Show, don’t tell, is the golden rule of writing. But rules are made to be broken, right? Well, sometimes. While showing brings emotion and depth to your writing, you don’t need it for every scene. Who cares if her cereal snap, crackles, and pops, unless it’s part of the story? In most cases, breakfast isn’t important, so simply stating she had breakfast is enough.
But how do you know when you should tell instead of show? Here are some tips.
The scene does nothing to further the story or tell us about character.
The breakfast scene above is an example of this. For unimportant actions, you can tell or gloss over them so you can quickly get to the good stuff.
Example: Sally woke up early, showered, dressed, ate breakfast, then headed to work to meet her new boss.
Sally’s morning routine isn’t that important. The good stuff happens when she meets her new boss.
Move from one scene to another.
Telling is a way to transition from one scene to the next, especially if the location has changed or time has passed.
Example: Joe had a fitful night’s sleep.
In this case, the writer doesn’t need to show Joe tossing and turning if the point is to let the reader know Joe didn’t sleep well. If, however, Joe was prone to night terrors, and that was an important factor in the story or about Joe’s character, then you would show Joe sleeping.
Example: Joe drove a hundred miles to confront Jane.
Joe driving isn’t as interesting as his confronting Jane. Using telling lets the writer get from where he is at the start of the scene to Jane so the action can occur.
Provide direction or a change in mood.
This example can get tricky. Many writers tell something and follow it with showing, when all they need is the show.

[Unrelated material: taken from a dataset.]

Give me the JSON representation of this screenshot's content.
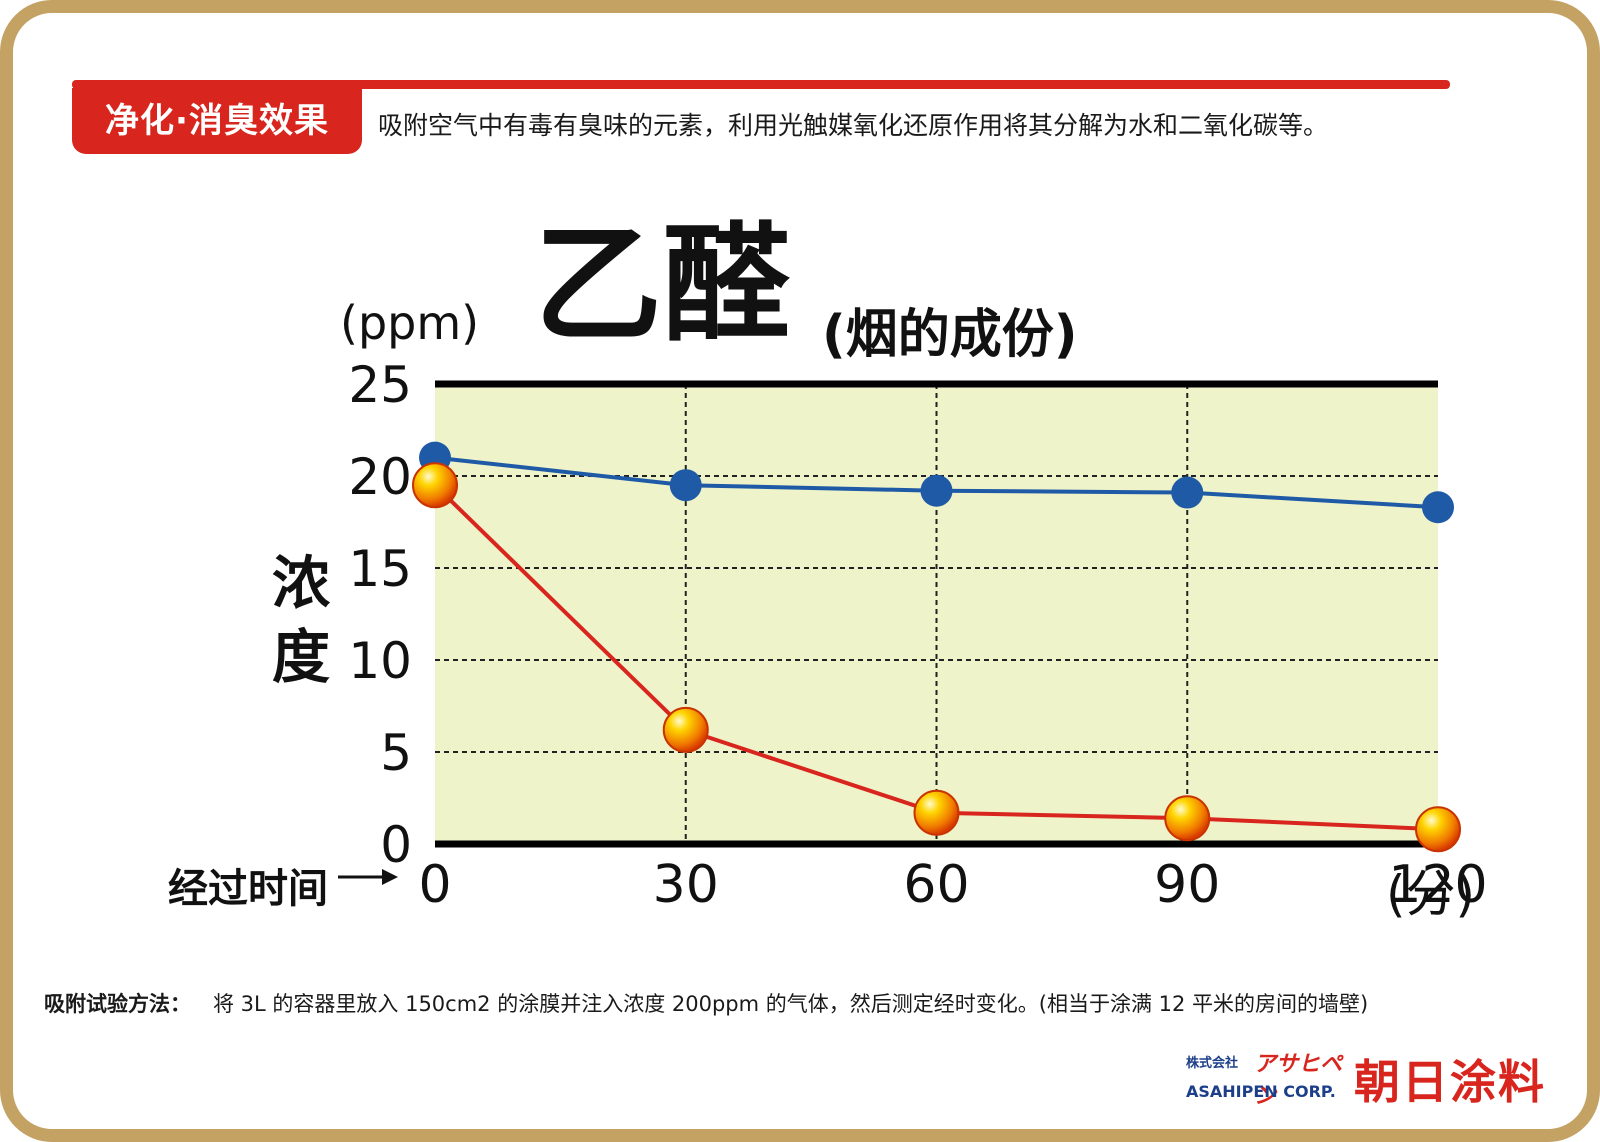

Example: Pat was lost. She looked around not recognizing any of the street names or buildings.
In the above example, the showing sentence (She looked around not recognizing any of the street names or buildings) lets us know she’s lost, so you don’t need the first tell sentence (Pat was lost).

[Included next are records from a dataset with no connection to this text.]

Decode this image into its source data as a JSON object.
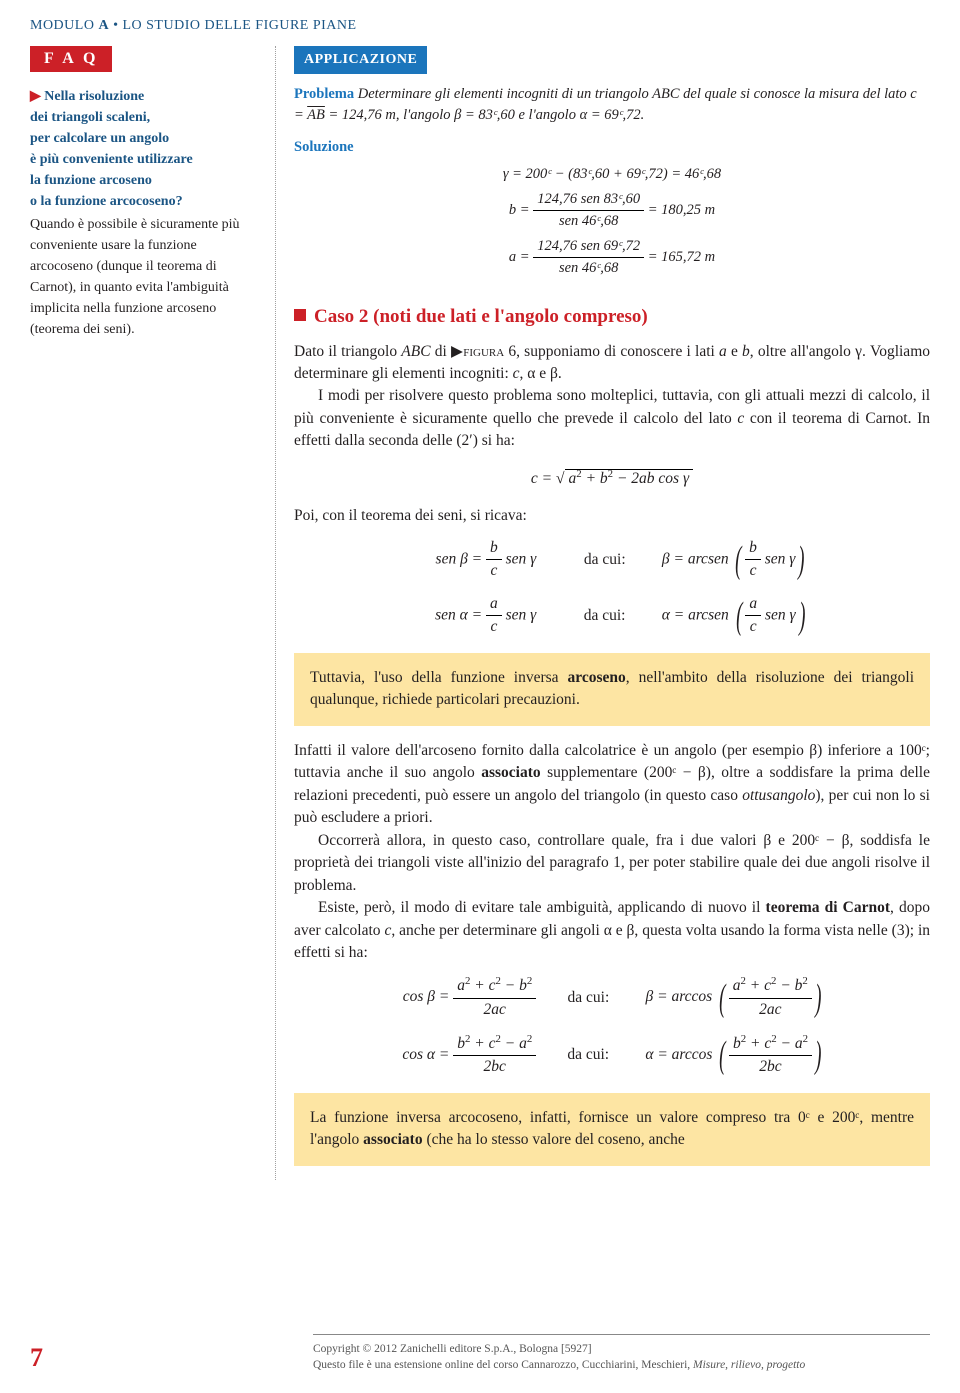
{
  "header": {
    "modulo": "MODULO",
    "letter": "A",
    "bullet": "•",
    "title": "LO STUDIO DELLE FIGURE PIANE"
  },
  "faq": {
    "tag": "F A Q",
    "question_l1": "Nella risoluzione",
    "question_l2": "dei triangoli scaleni,",
    "question_l3": "per calcolare un angolo",
    "question_l4": "è più conveniente utilizzare",
    "question_l5": "la funzione arcoseno",
    "question_l6": "o la funzione arcocoseno?",
    "answer": "Quando è possibile è sicuramente più conveniente usare la funzione arcocoseno (dunque il teorema di Carnot), in quanto evita l'ambiguità implicita nella funzione arcoseno (teorema dei seni)."
  },
  "app": {
    "tag": "APPLICAZIONE",
    "problema_lbl": "Problema",
    "problema_text": "Determinare gli elementi incogniti di un triangolo ABC del quale si conosce la misura del lato c =",
    "problema_ab": "AB",
    "problema_text2": "= 124,76 m, l'angolo β = 83ᶜ,60 e l'angolo α = 69ᶜ,72.",
    "soluzione_lbl": "Soluzione",
    "eq_gamma": "γ = 200ᶜ − (83ᶜ,60 + 69ᶜ,72) = 46ᶜ,68",
    "eq_b_lhs": "b =",
    "eq_b_num": "124,76 sen 83ᶜ,60",
    "eq_b_den": "sen 46ᶜ,68",
    "eq_b_rhs": "= 180,25 m",
    "eq_a_lhs": "a =",
    "eq_a_num": "124,76 sen 69ᶜ,72",
    "eq_a_den": "sen 46ᶜ,68",
    "eq_a_rhs": "= 165,72 m"
  },
  "case2": {
    "title": "Caso 2 (noti due lati e l'angolo compreso)",
    "p1a": "Dato il triangolo ",
    "p1b": "ABC",
    "p1c": " di ",
    "figref": "▶figura",
    "fignum": " 6",
    "p1d": ", supponiamo di conoscere i lati ",
    "p1e": "a",
    "p1f": " e ",
    "p1g": "b",
    "p1h": ", oltre all'angolo γ. Vogliamo determinare gli elementi incogniti: ",
    "p1i": "c",
    "p1j": ", α e β.",
    "p2": "I modi per risolvere questo problema sono molteplici, tuttavia, con gli attuali mezzi di calcolo, il più conveniente è sicuramente quello che prevede il calcolo del lato ",
    "p2c": "c",
    "p2d": " con il teorema di Carnot. In effetti dalla seconda delle (2′) si ha:",
    "poi": "Poi, con il teorema dei seni, si ricava:",
    "dacui": "da cui:",
    "hl1a": "Tuttavia, l'uso della funzione inversa ",
    "hl1b": "arcoseno",
    "hl1c": ", nell'ambito della risoluzione dei triangoli qualunque, richiede particolari precauzioni.",
    "p3": "Infatti il valore dell'arcoseno fornito dalla calcolatrice è un angolo (per esempio β) inferiore a 100ᶜ; tuttavia anche il suo angolo ",
    "p3b": "associato",
    "p3c": " supplementare (200ᶜ − β), oltre a soddisfare la prima delle relazioni precedenti, può essere un angolo del triangolo (in questo caso ",
    "p3d": "ottusangolo",
    "p3e": "), per cui non lo si può escludere a priori.",
    "p4": "Occorrerà allora, in questo caso, controllare quale, fra i due valori β e 200ᶜ − β, soddisfa le proprietà dei triangoli viste all'inizio del paragrafo 1, per poter stabilire quale dei due angoli risolve il problema.",
    "p5a": "Esiste, però, il modo di evitare tale ambiguità, applicando di nuovo il ",
    "p5b": "teorema di Carnot",
    "p5c": ", dopo aver calcolato ",
    "p5cc": "c",
    "p5d": ", anche per determinare gli angoli α e β, questa volta usando la forma vista nelle (3); in effetti si ha:",
    "hl2a": "La funzione inversa arcocoseno, infatti, fornisce un valore compreso tra 0ᶜ e 200ᶜ, mentre l'angolo ",
    "hl2b": "associato",
    "hl2c": " (che ha lo stesso valore del coseno, anche"
  },
  "footer": {
    "page": "7",
    "copy1": "Copyright © 2012 Zanichelli editore S.p.A., Bologna [5927]",
    "copy2": "Questo file è una estensione online del corso Cannarozzo, Cucchiarini, Meschieri, ",
    "copy3": "Misure, rilievo, progetto"
  }
}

However, sometimes telling can offer direction or a cue to a shift in mood that helps the reader know where the story is going.
Suzie was having the best night of her life. High on life and love and liquor, she stumbled out of the bar. A strong hand gripped her arm, guiding her away from her car and into a dark alley. The odor of rotting garbage and urine made her gag. The man pushed her against the wall, and fear finally broke through the haze.
In this example, we have telling of Suzie’s mood (she’s having the time of her life) and right after, we’re shown that this in fact is going to be a bad night.
To summarize information
Action is where the story is at, but sometimes, you need to provide information such as backstory or setting. Whenever you’re having to jump out of story to drop information or set up the scene, short and succinct is best. Telling can provide the info or setting quickly so that the story can resume.
Joe’s heart jack hammered in his chest and his legs burned as he ran from the car chasing him up the street. He’d always hated running ever since he came in last during the mile run in elementary school.
The first part of the sentence is showing Joe running for his life. The next sentence tells the reader something about Joe’s past. And that’s all we need to know. We don’t need to be shown a ten-year-old Joe lining up with his classmates to run the mile, or what it felt like as they lapped him and then all went back to class while he was still finishing his last lap.